AI/ML Train-Test Split and Data Leakage

Machine learning is not only about training a model. Students also need to know whether the model learned a useful pattern or accidentally saw information it should not have seen.

Scenario: student project predictor

A student builds a model to predict whether a project will be submitted on time. Features include number of drafts, days until deadline, and final submission status.

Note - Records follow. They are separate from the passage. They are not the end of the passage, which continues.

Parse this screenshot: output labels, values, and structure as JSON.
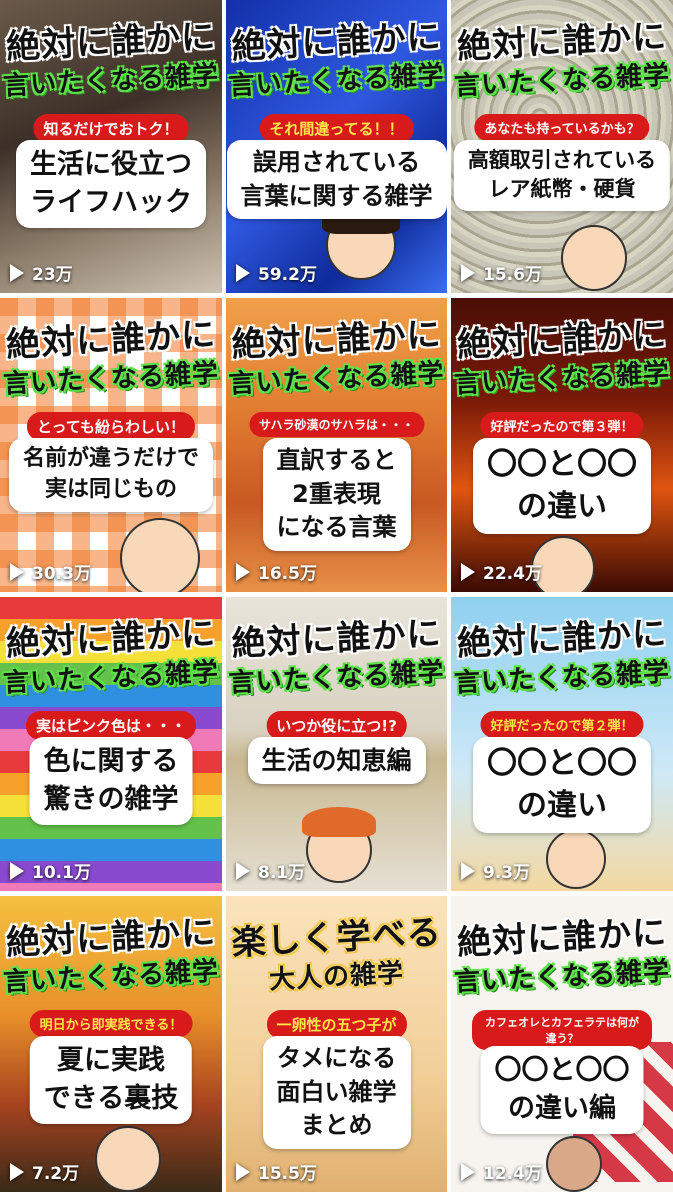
{
  "tiles": [
    {
      "line1": "絶対に誰かに",
      "line2": "言いたくなる雑学",
      "tag": "知るだけでおトク！",
      "caption": [
        "生活に役立つ",
        "ライフハック"
      ],
      "views": "23万"
    },
    {
      "line1": "絶対に誰かに",
      "line2": "言いたくなる雑学",
      "tag": "それ間違ってる！！",
      "caption": [
        "誤用されている",
        "言葉に関する雑学"
      ],
      "views": "59.2万"
    },
    {
      "line1": "絶対に誰かに",
      "line2": "言いたくなる雑学",
      "tag": "あなたも持っているかも？",
      "caption": [
        "高額取引されている",
        "レア紙幣・硬貨"
      ],
      "views": "15.6万"
    },
    {
      "line1": "絶対に誰かに",
      "line2": "言いたくなる雑学",
      "tag": "とっても紛らわしい！",
      "caption": [
        "名前が違うだけで",
        "実は同じもの"
      ],
      "views": "30.3万"
    },
    {
      "line1": "絶対に誰かに",
      "line2": "言いたくなる雑学",
      "tag": "サハラ砂漠のサハラは・・・",
      "caption": [
        "直訳すると",
        "2重表現",
        "になる言葉"
      ],
      "views": "16.5万"
    },
    {
      "line1": "絶対に誰かに",
      "line2": "言いたくなる雑学",
      "tag": "好評だったので第３弾！",
      "caption": [
        "〇〇と〇〇",
        "の違い"
      ],
      "views": "22.4万"
    },
    {
      "line1": "絶対に誰かに",
      "line2": "言いたくなる雑学",
      "tag": "実はピンク色は・・・",
      "caption": [
        "色に関する",
        "驚きの雑学"
      ],
      "views": "10.1万"
    },
    {
      "line1": "絶対に誰かに",
      "line2": "言いたくなる雑学",
      "tag": "いつか役に立つ!?",
      "caption": [
        "生活の知恵編"
      ],
      "views": "8.1万"
    },
    {
      "line1": "絶対に誰かに",
      "line2": "言いたくなる雑学",
      "tag": "好評だったので第２弾！",
      "caption": [
        "〇〇と〇〇",
        "の違い"
      ],
      "views": "9.3万"
    },
    {
      "line1": "絶対に誰かに",
      "line2": "言いたくなる雑学",
      "tag": "明日から即実践できる！",
      "caption": [
        "夏に実践",
        "できる裏技"
      ],
      "views": "7.2万"
    },
    {
      "line1": "楽しく学べる",
      "line2": "大人の雑学",
      "tag": "一卵性の五つ子が",
      "caption": [
        "タメになる",
        "面白い雑学",
        "まとめ"
      ],
      "views": "15.5万"
    },
    {
      "line1": "絶対に誰かに",
      "line2": "言いたくなる雑学",
      "tag": "カフェオレとカフェラテは何が違う？",
      "caption": [
        "〇〇と〇〇",
        "の違い編"
      ],
      "views": "12.4万"
    }
  ],
  "icons": {
    "play": "play-icon"
  }
}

The last feature is a problem because it directly reveals the answer.

features = ["draft_count", "days_until_deadline", "final_submission_status"]
label = "submitted_on_time"

Including final submission status is data leakage. The model may score very well, but it is using information that would not be available before the prediction is made.

Train/test split

A train/test split holds back part of the data so the model can be evaluated on examples it did not train on.

from sklearn.model_selection import train_test_split

X_train, X_test, y_train, y_test = train_test_split(
    X, y, test_size=0.25, random_state=42
)

Good student checklist

Would this feature be known at prediction time?
Did preprocessing learn from the test set?
Is the test data similar to the real data the model will see?
Is accuracy enough, or do false positives and false negatives matter differently?

Practice prompt

Given a sports prediction dataset, identify which columns are safe before the game starts and which columns leak the final outcome. Then retrain using only pre-game features.